Students researchers from The University of Texas pour eosine dye into a well adjacent to Hamilton Creek in Travis County.
If you’ve ever swum at Barton Springs, you’ve felt the cool, constant water without ever seeing where it comes from. Every drop has traveled through an invisible path underground before rising to the surface. Figuring out where it comes from, how fast it moves, and how it connects to the world above is one of the central challenges of aquifer science.
But understanding what lies underground requires more than observation – it requires tracer experiments.
How did researchers figure out the speed, path, and connectivity of groundwater flow? The answer lies in dye tracing!
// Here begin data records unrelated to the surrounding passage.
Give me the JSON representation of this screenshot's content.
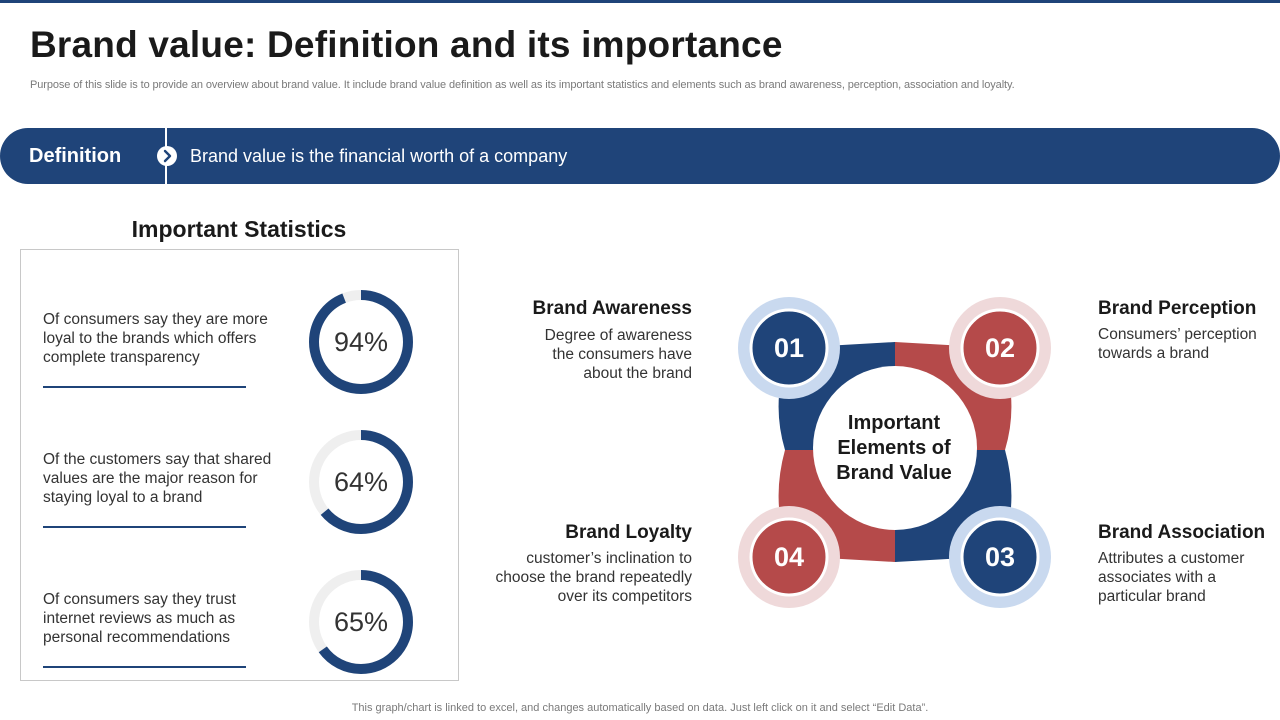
{
  "slide": {
    "title": "Brand value: Definition and its importance",
    "subtitle": "Purpose of this slide is to provide an overview about brand value. It include brand value definition as well as its important statistics and elements such as brand awareness, perception, association and loyalty."
  },
  "definition": {
    "label": "Definition",
    "text": "Brand value is the financial worth of a company"
  },
  "statistics": {
    "heading": "Important Statistics",
    "items": [
      {
        "text": "Of consumers say they are more loyal to the brands which offers complete transparency",
        "label": "94%",
        "value": 94
      },
      {
        "text": "Of the customers say that shared values are the major reason for staying loyal to a brand",
        "label": "64%",
        "value": 64
      },
      {
        "text": "Of consumers say they trust internet reviews as much as personal recommendations",
        "label": "65%",
        "value": 65
      }
    ]
  },
  "elements": {
    "center_label": "Important Elements of Brand Value",
    "items": [
      {
        "number": "01",
        "title": "Brand Awareness",
        "description": "Degree of awareness the consumers have about the brand"
      },
      {
        "number": "02",
        "title": "Brand Perception",
        "description": "Consumers’ perception towards a brand"
      },
      {
        "number": "03",
        "title": "Brand Association",
        "description": "Attributes a customer associates with a particular brand"
      },
      {
        "number": "04",
        "title": "Brand Loyalty",
        "description": "customer’s inclination to choose the brand repeatedly over its competitors"
      }
    ]
  },
  "footer": {
    "note": "This graph/chart is linked to excel, and changes automatically based on data. Just left click on it and select “Edit Data”."
  },
  "colors": {
    "navy": "#1f4479",
    "red": "#b54a4a",
    "light_blue": "#c9d9ef",
    "light_red": "#efd9da",
    "track_gray": "#efefef"
  }
}
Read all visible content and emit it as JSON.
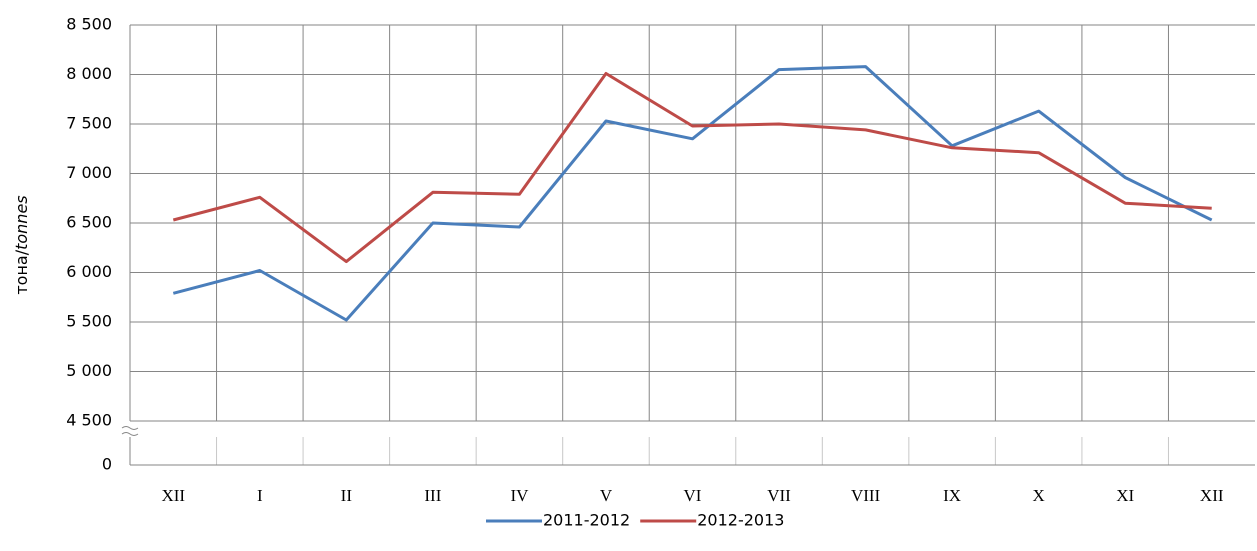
{
  "chart_data": {
    "type": "line",
    "y_label": [
      "тона/",
      "tonnes"
    ],
    "categories": [
      "XII",
      "I",
      "II",
      "III",
      "IV",
      "V",
      "VI",
      "VII",
      "VIII",
      "IX",
      "X",
      "XI",
      "XII"
    ],
    "series": [
      {
        "name": "2011-2012",
        "color": "#4a7ebb",
        "values": [
          5790,
          6020,
          5520,
          6500,
          6460,
          7530,
          7350,
          8050,
          8080,
          7280,
          7630,
          6960,
          6530
        ]
      },
      {
        "name": "2012-2013",
        "color": "#be4b48",
        "values": [
          6530,
          6760,
          6110,
          6810,
          6790,
          8010,
          7480,
          7500,
          7440,
          7260,
          7210,
          6700,
          6650
        ]
      }
    ],
    "ylim": [
      0,
      8500
    ],
    "ybreak": [
      0,
      4500
    ],
    "yticks": [
      0,
      {
        "value": 4500,
        "label": "4 500"
      },
      {
        "value": 5000,
        "label": "5 000"
      },
      {
        "value": 5500,
        "label": "5 500"
      },
      {
        "value": 6000,
        "label": "6 000"
      },
      {
        "value": 6500,
        "label": "6 500"
      },
      {
        "value": 7000,
        "label": "7 000"
      },
      {
        "value": 7500,
        "label": "7 500"
      },
      {
        "value": 8000,
        "label": "8 000"
      },
      {
        "value": 8500,
        "label": "8 500"
      }
    ],
    "grid": true,
    "legend": "bottom"
  }
}
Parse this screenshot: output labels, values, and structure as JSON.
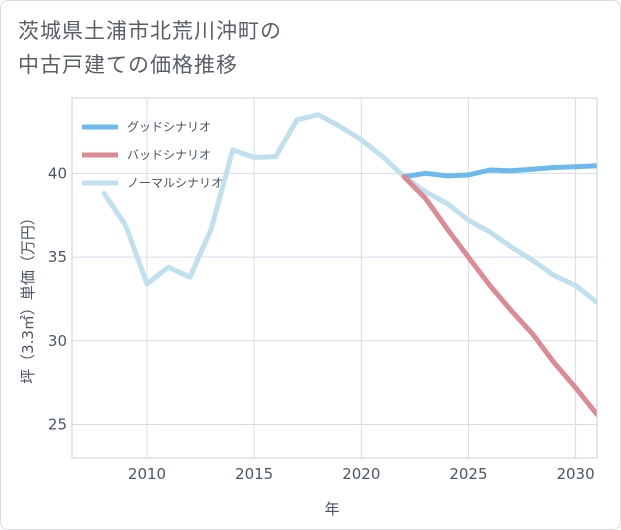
{
  "title_lines": [
    "茨城県土浦市北荒川沖町の",
    "中古戸建ての価格推移"
  ],
  "chart_data": {
    "type": "line",
    "title": "茨城県土浦市北荒川沖町の中古戸建ての価格推移",
    "xlabel": "年",
    "ylabel": "坪（3.3㎡）単価（万円）",
    "xlim": [
      2006.5,
      2031
    ],
    "ylim": [
      23,
      44.5
    ],
    "xticks": [
      2010,
      2015,
      2020,
      2025,
      2030
    ],
    "yticks": [
      25,
      30,
      35,
      40
    ],
    "grid": true,
    "legend_position": "top-left",
    "series": [
      {
        "name": "グッドシナリオ",
        "color": "#6cb9ee",
        "x": [
          2022,
          2023,
          2024,
          2025,
          2026,
          2027,
          2028,
          2029,
          2030,
          2031
        ],
        "values": [
          39.8,
          40.0,
          39.85,
          39.9,
          40.2,
          40.15,
          40.25,
          40.35,
          40.4,
          40.45
        ]
      },
      {
        "name": "バッドシナリオ",
        "color": "#dc8a93",
        "x": [
          2022,
          2023,
          2024,
          2025,
          2026,
          2027,
          2028,
          2029,
          2030,
          2031
        ],
        "values": [
          39.8,
          38.5,
          36.7,
          35.0,
          33.3,
          31.8,
          30.4,
          28.7,
          27.2,
          25.6
        ]
      },
      {
        "name": "ノーマルシナリオ",
        "color": "#bfe0ee",
        "x": [
          2008,
          2009,
          2010,
          2011,
          2012,
          2013,
          2014,
          2015,
          2016,
          2017,
          2018,
          2019,
          2020,
          2021,
          2022,
          2023,
          2024,
          2025,
          2026,
          2027,
          2028,
          2029,
          2030,
          2031
        ],
        "values": [
          38.8,
          36.9,
          33.4,
          34.4,
          33.8,
          36.7,
          41.4,
          40.95,
          41.0,
          43.2,
          43.5,
          42.8,
          42.0,
          41.0,
          39.8,
          38.9,
          38.2,
          37.2,
          36.5,
          35.6,
          34.8,
          33.9,
          33.3,
          32.3
        ]
      }
    ]
  }
}
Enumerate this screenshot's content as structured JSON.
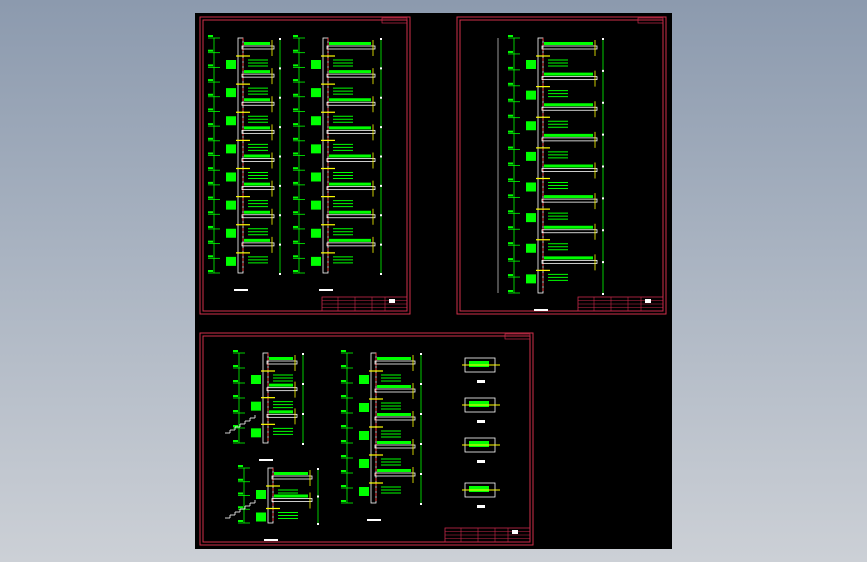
{
  "colors": {
    "background": "#000000",
    "sheet_border": "#d0304a",
    "title_block": "#c8284a",
    "linework": "#00ff00",
    "structure": "#ffffff",
    "dimension": "#ffff00",
    "axis": "#ff2020",
    "glass": "#80e0e0"
  }
}
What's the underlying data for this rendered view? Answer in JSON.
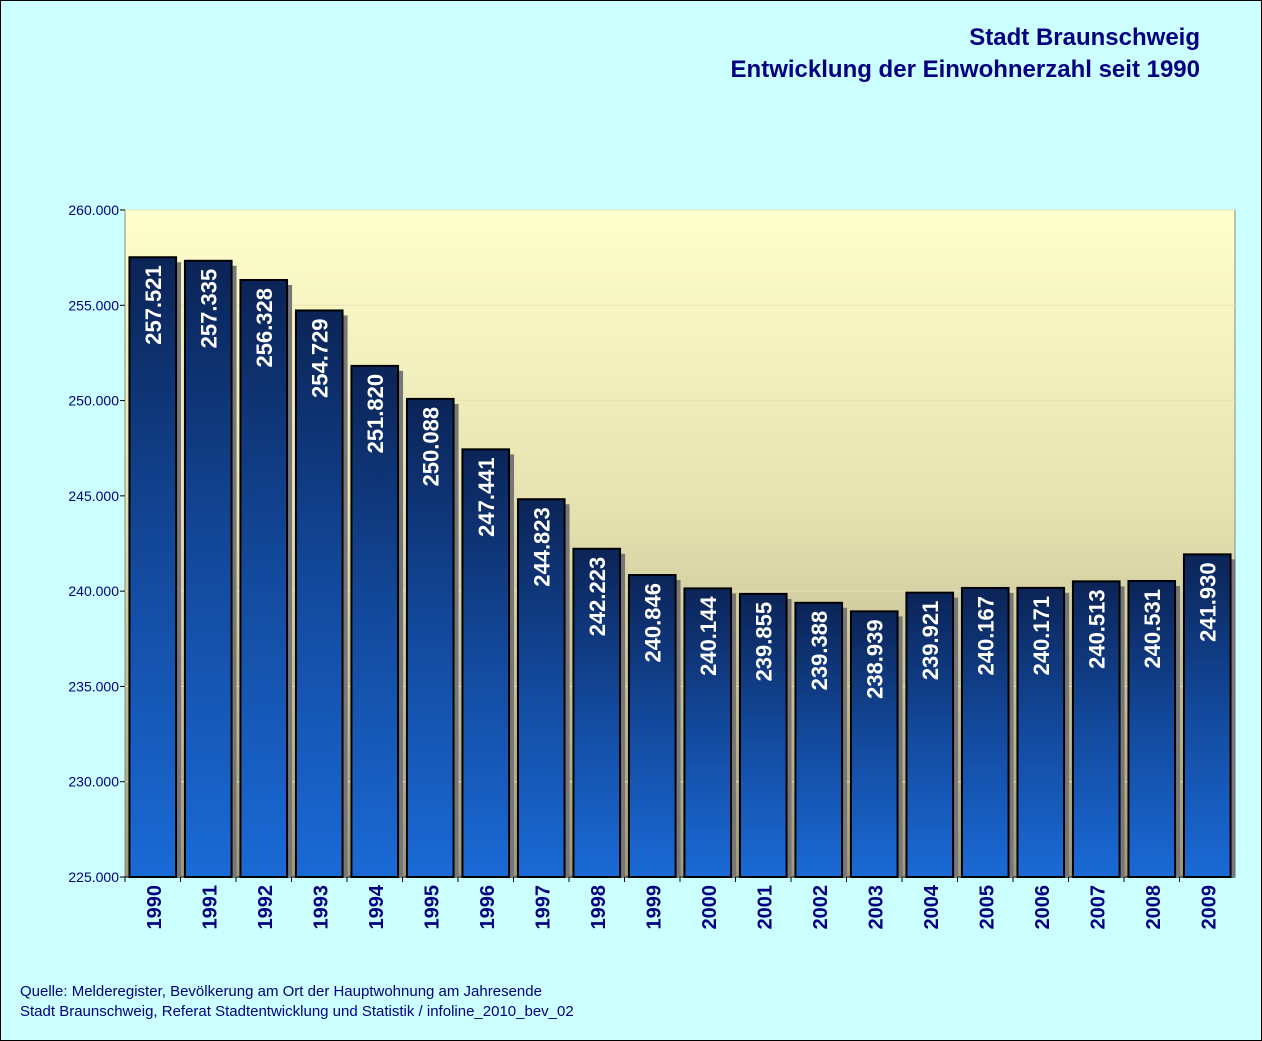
{
  "chart_data": {
    "type": "bar",
    "title": "Stadt Braunschweig",
    "subtitle": "Entwicklung der Einwohnerzahl seit 1990",
    "categories": [
      "1990",
      "1991",
      "1992",
      "1993",
      "1994",
      "1995",
      "1996",
      "1997",
      "1998",
      "1999",
      "2000",
      "2001",
      "2002",
      "2003",
      "2004",
      "2005",
      "2006",
      "2007",
      "2008",
      "2009"
    ],
    "values": [
      257521,
      257335,
      256328,
      254729,
      251820,
      250088,
      247441,
      244823,
      242223,
      240846,
      240144,
      239855,
      239388,
      238939,
      239921,
      240167,
      240171,
      240513,
      240531,
      241930
    ],
    "value_labels": [
      "257.521",
      "257.335",
      "256.328",
      "254.729",
      "251.820",
      "250.088",
      "247.441",
      "244.823",
      "242.223",
      "240.846",
      "240.144",
      "239.855",
      "239.388",
      "238.939",
      "239.921",
      "240.167",
      "240.171",
      "240.513",
      "240.531",
      "241.930"
    ],
    "color": "#0a2a6a",
    "ylim": [
      225000,
      260000
    ],
    "yticks": [
      {
        "value": 225000,
        "label": "225.000"
      },
      {
        "value": 230000,
        "label": "230.000"
      },
      {
        "value": 235000,
        "label": "235.000"
      },
      {
        "value": 240000,
        "label": "240.000"
      },
      {
        "value": 245000,
        "label": "245.000"
      },
      {
        "value": 250000,
        "label": "250.000"
      },
      {
        "value": 255000,
        "label": "255.000"
      },
      {
        "value": 260000,
        "label": "260.000"
      }
    ],
    "grid": true,
    "notes": [
      "Quelle: Melderegister, Bevölkerung am Ort der Hauptwohnung am Jahresende",
      "Stadt Braunschweig, Referat Stadtentwicklung und Statistik / infoline_2010_bev_02"
    ]
  }
}
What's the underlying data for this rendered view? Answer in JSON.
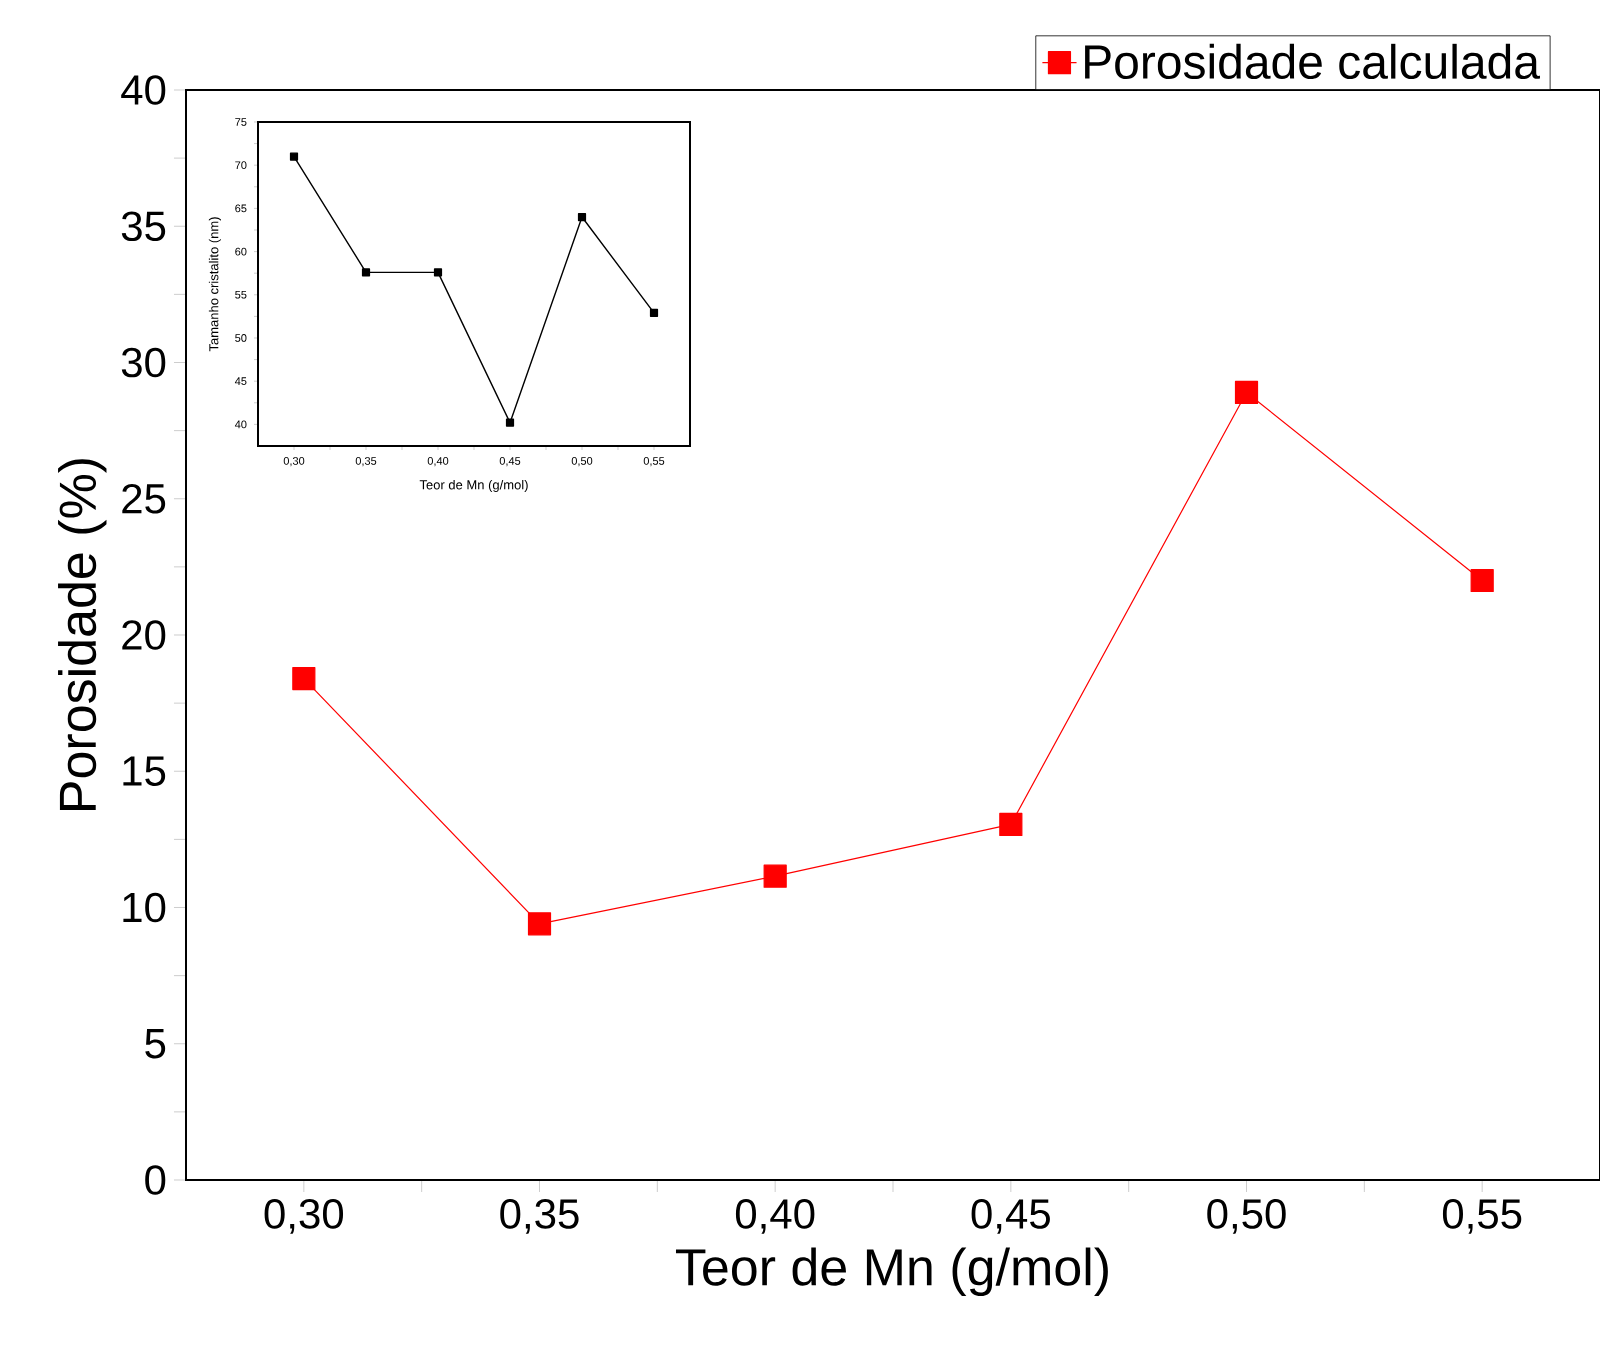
{
  "chart_data": [
    {
      "type": "line",
      "xlabel": "Teor de Mn (g/mol)",
      "ylabel": "Porosidade (%)",
      "x": [
        0.3,
        0.35,
        0.4,
        0.45,
        0.5,
        0.55
      ],
      "series": [
        {
          "name": "Porosidade calculada",
          "color": "#ff0000",
          "values": [
            18.4,
            9.4,
            11.15,
            13.05,
            28.9,
            22.0
          ]
        }
      ],
      "xlim": [
        0.275,
        0.575
      ],
      "ylim": [
        0,
        40
      ],
      "xticks": [
        {
          "value": 0.3,
          "label": "0,30"
        },
        {
          "value": 0.35,
          "label": "0,35"
        },
        {
          "value": 0.4,
          "label": "0,40"
        },
        {
          "value": 0.45,
          "label": "0,45"
        },
        {
          "value": 0.5,
          "label": "0,50"
        },
        {
          "value": 0.55,
          "label": "0,55"
        }
      ],
      "yticks": [
        0,
        5,
        10,
        15,
        20,
        25,
        30,
        35,
        40
      ],
      "marker": "square",
      "legend": "top right"
    },
    {
      "type": "line",
      "xlabel": "Teor de Mn (g/mol)",
      "ylabel": "Tamanho cristalito (nm)",
      "x": [
        0.3,
        0.35,
        0.4,
        0.45,
        0.5,
        0.55
      ],
      "series": [
        {
          "color": "#000000",
          "values": [
            71.0,
            57.6,
            57.6,
            40.2,
            64.0,
            52.9
          ]
        }
      ],
      "xlim": [
        0.275,
        0.575
      ],
      "ylim": [
        37.5,
        75
      ],
      "xticks": [
        {
          "value": 0.3,
          "label": "0,30"
        },
        {
          "value": 0.35,
          "label": "0,35"
        },
        {
          "value": 0.4,
          "label": "0,40"
        },
        {
          "value": 0.45,
          "label": "0,45"
        },
        {
          "value": 0.5,
          "label": "0,50"
        },
        {
          "value": 0.55,
          "label": "0,55"
        }
      ],
      "yticks": [
        40,
        45,
        50,
        55,
        60,
        65,
        70,
        75
      ],
      "marker": "square"
    }
  ]
}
Dye tracing tracks groundwater flow by introducing fluorescent, non-toxic dye into a system and monitoring its movement. This technique has been used across the region for decades to map the hidden connections between sinkholes, streams, and springs. Karst systems are fractured limestone landscapes where water moves through cracks and cavities. These systems, such as the Edwards and Trinity aquifers, are particularly well-suited for dye tracing experiments. Hydrogeologists and student researchers from The University of Texas Jackson School of Geosciences gathered near Hamilton Pool Preserve on May 26, 2026 to conduct a dye trace. The students gained firsthand experience in a technique that is central to understanding how the aquifer behaves and how to best protect it. An existing shallow well served as the dye introduction point.
For this trace, the researchers used eosine dye, which has a red hue. The previous dye trace in this area used fluorescein, a green-hued dye. Using different dyes in succession is essential so that detections of the new dye are not confused with residual traces of the old one. The longevity of dye can vary drastically. One well in San Marcos has detected dye from a previous study consistently for nearly eight years.
Below is a photo from 2017 when the District facilitated a dye trace at Borheim Quarry — a monitoring site for the District. That trace indicated that Borheim Quarry may be a significant recharge contributor to Barton Springs Pool.
With that history in mind, the team set to work preparing the injection. The researchers had to calculate how much dye to use based on the expected volume of water moving through the system. Too little dye and it may go undetected. Too much and it could prove inconclusive results. Half a pound of powdered eosine dye was diluted into one gallon of water – an extremely diluted amount that’s roughly equivalent to a few drops in an Olympic-sized swimming pool.
The student researchers poured the diluted dye into the shallow well, rinsing the container with water and continuously pouring the rinse into the well to ensure all of the dye was used. Following the injection, 8,000 gallons of water were pumped into the well to flush the dye deeper into the system and increase the hydrologic gradient. This essentially created a strong push to move the dye through the aquifer more quickly and consistently.
With the dye in the ground, the waiting begins. Mesh pouches containing activated charcoal are placed near known springs. Leaving the pouches in the water for hours, days, and weeks allows them to continuously capture dye that might be missed by point-in-time water sampling. The charcoal absorbs dye from the flowing water and releases it during laboratory analysis. To reduce the risk of cross-contamination, the students who injected the dye did not participate in the charcoal collection process.
Results from the trace are expected within the next week or two. If the eosine dye is detected at any of the charcoal packets, it will help confirm the flow path and timing of groundwater moving through this stretch of the Trinity Aquifer. This will help add another piece to the puzzle of how our groundwater resources are connected, sustained, and ultimately protected.